"Kohlruschen" ist ein Verb. Es bedeutet, dass
man sich einen Einzelfall vornimmt, um daraus allgemeinere
Schlüsse über die Gesellschaft zu ziehen. Es bedeutet
auch, dass man es als Journalistin zu etwas bringen kann. So wie
Eva Kohlrusch, nach der jener Ausdruck benannt ist. Sie ist
Vorsitzende des Journalistinnenbundes, einem Frauennetzwerk, in dem
sich rund 500 Medienschaffende engagieren.
Im Impressum des Burdamagazins "Bunte" wird
die 64-Jährige als Autorin geführt, ein Status, nach dem
man sich in der Branche die Finger leckt. Jene Einzelfälle,
die die Journalistin in der Bunten kolumniert und kohlruscht, sind
Trennungen, Tête-à-Têtes und Traumhochzeiten der
Prominenz und die gesellschaftliche Reflektion darüber - das
ist Kohlruschs Art, damit umzugehen, dass sie beim Boulevard
gelandet ist.
Nach der NDR-Ausbildung Ende der 60er-Jahre
wurde Boulevard ihr Ernährerjob, sie war die erste Frau bei
der Hamburger Morgenpost, stellvertretende Chefredakteurin bei
Bild. Alles Teil einer strategischen Karriereplanung, um Macht zu
bekommen, keine Kinder: Eva Kohlrusch und ihre berufliche Laufbahn
stehen für die Knackpunkte, mit denen Frauen in den Medien
nach wie vor konfrontiert sind.
Der Journalistinnenbund feiert in diesem Jahr
sein 20-jähriges Bestehen. Und seine anhaltende Relevanz.

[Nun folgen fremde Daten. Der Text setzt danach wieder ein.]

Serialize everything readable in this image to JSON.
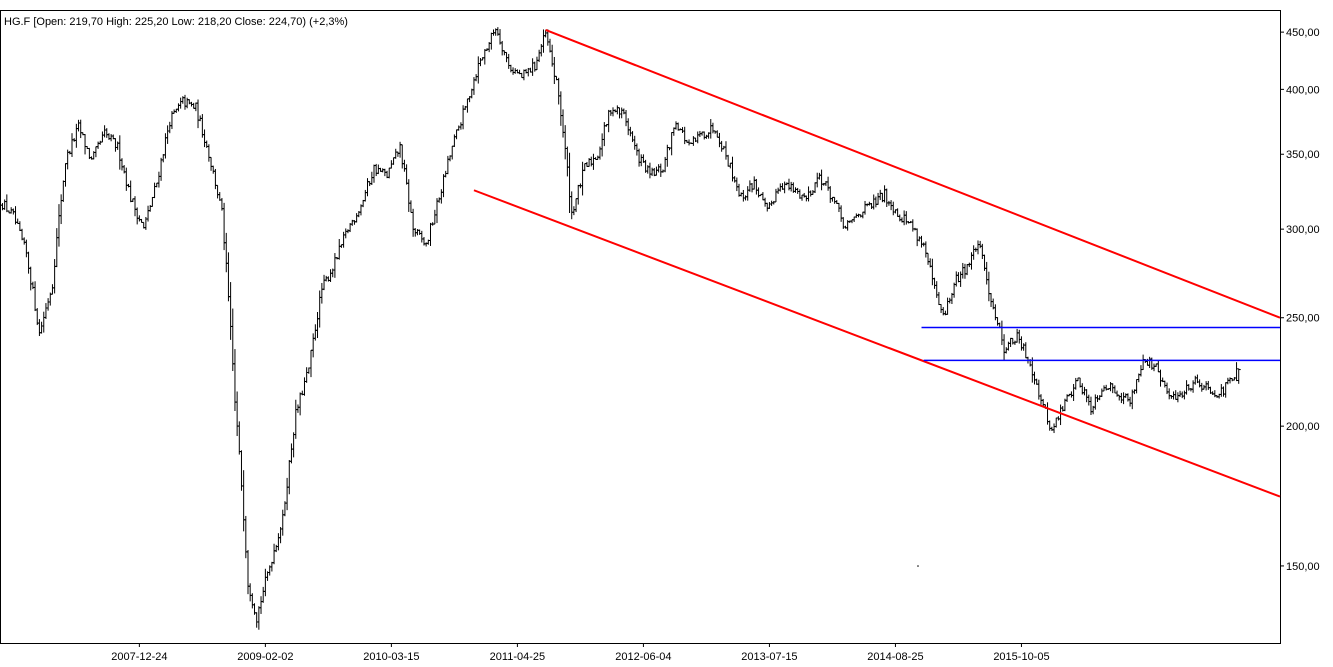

Kohlrusch war mit von der Partie, als der der Verband 1987
entstand, seit 2005 kämpft sie wieder an vorderster
Front.
Anders als in der Ära der
Gründungszeit ist Fakt: Frauen sind optisch präsenter,
vor allem im Fernsehen. Sie moderieren politische Talkshows, sind
Anchorfrauen großer Nachrichtensendungen, bei CNN wie in der
ARD. "Frauen halten die Meinungsvermittlung in Händen", so
Kohlrusch, das sei längst unübersehbar. RBB-Intendantin
Dagmar Reim und ihre WDR-Kollegin Monika Piel, taz-Chefredakteurin
Bascha Mika sowie Annette Milz und Ulrike Kaiser,
Chefredakteurinnen der Branchenmagazine "Medium Magazin" und
"Journalist", zeigen: Ein paar Frauen besitzen in den deutschen
Medien inzwischen Entscheiderpositionen. Aber, schickt Kohlrusch
gleich hinterher, die meisten Journalistinnen arbeiteten als Freie.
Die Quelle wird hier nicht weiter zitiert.